If only Anthony could play Jared Dudley more often. Anthony’s best game thus far was against Dudley and the Wizards, who watched the Knicks All-Star explode for 37 points while shooting 11-of-18 overall and 4-of-5 from behind the arc.

Fueled by Dudley’s comments in May that Anthony is overrated, the Knicks forward shot like vintage Melo in that game.

Outside of that game on Halloween, though, Anthony is shooting only 24-of-78 (30.7 percent) overall in his four other games, well below his career shooting percentage of 45.4.

Anthony has never gone as long as he did without playing basketball as he did after last season’s knee surgery.

“Honestly, I didn’t know what to expect,” Anthony said of how he would play after surgery. “Kind of first time experiencing this and going through it and dealing with day by day now.”

Knicks head coach Derek Fisher says his star player is not only adjusting to playing after surgery but is also learning new teammates as well.

“At times, it’s a combination of getting physically back to top form,” Fisher said. “(And) trying to balance new teammates and how does Kristaps (Porzingis) fit out there, how does Robin (Lopez) fit out there, finishing the game with sometimes Jerian (Grant), sometimes Langston (Galloway), starting with Sasha (Vujacic). All these are different things that he’s adjusting to. I don’t think it’s just about the legs, but that’s for sure a part of it.”
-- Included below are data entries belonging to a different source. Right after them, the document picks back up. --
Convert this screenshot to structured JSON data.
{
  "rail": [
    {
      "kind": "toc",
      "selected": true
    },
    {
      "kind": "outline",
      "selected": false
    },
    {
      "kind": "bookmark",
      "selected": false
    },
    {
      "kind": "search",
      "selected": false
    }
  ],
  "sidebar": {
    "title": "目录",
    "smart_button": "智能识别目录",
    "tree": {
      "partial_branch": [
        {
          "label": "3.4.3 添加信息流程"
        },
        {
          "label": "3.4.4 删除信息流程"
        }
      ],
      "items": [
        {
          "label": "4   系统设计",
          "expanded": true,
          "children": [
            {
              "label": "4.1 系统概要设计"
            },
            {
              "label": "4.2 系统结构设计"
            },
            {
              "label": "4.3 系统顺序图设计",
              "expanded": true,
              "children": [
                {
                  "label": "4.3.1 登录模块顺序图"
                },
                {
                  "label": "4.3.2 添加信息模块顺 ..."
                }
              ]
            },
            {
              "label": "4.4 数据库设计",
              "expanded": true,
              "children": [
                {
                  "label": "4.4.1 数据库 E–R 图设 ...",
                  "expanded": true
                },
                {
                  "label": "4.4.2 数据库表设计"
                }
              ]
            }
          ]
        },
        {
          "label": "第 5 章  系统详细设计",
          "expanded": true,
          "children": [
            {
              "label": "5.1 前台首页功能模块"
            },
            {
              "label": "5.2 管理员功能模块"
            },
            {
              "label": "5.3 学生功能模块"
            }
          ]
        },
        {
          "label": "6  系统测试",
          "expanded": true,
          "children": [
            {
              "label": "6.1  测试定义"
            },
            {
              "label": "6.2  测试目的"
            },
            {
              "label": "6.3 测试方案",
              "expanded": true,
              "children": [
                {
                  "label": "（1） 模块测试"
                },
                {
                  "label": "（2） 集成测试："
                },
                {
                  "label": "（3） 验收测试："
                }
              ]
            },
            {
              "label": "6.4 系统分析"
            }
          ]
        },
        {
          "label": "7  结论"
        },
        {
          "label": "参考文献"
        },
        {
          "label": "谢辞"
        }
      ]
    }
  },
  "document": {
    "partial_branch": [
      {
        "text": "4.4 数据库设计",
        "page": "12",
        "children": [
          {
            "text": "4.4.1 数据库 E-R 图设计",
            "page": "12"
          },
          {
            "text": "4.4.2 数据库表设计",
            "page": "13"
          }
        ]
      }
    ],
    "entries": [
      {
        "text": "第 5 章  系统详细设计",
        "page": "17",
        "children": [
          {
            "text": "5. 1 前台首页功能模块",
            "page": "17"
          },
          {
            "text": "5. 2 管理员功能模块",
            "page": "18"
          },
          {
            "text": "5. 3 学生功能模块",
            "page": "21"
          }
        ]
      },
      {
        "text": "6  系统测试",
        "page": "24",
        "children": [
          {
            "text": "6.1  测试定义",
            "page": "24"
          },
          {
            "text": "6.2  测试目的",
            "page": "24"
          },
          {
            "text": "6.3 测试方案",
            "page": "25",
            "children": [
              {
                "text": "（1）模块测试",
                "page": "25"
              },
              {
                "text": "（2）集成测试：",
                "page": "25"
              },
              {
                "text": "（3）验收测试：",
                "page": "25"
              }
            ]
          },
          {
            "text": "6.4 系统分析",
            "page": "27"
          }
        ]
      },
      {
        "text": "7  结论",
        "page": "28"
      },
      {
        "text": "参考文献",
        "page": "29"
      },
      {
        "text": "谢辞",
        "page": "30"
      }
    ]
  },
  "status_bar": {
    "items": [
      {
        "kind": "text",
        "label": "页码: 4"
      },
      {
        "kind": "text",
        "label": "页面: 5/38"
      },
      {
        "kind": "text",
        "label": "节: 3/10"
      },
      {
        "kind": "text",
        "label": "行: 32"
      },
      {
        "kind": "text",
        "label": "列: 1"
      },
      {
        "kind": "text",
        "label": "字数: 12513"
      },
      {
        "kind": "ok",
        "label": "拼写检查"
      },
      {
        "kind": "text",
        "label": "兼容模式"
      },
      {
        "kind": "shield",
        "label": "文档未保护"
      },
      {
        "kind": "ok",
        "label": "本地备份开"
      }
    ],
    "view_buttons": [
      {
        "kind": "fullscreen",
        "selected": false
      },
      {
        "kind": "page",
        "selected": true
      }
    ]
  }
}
For now, Anthony continues to build his leg strength back up and watch film to see how he’s shooting.

“The mechanics are there,” Anthony said. “Just that lift, power coming back to game shape, game form.”

“It’s just legs,” he added. “The shot is right there. Some of them I’m shooting them long, some I’m shooting short. It’s just about getting that rhythm.”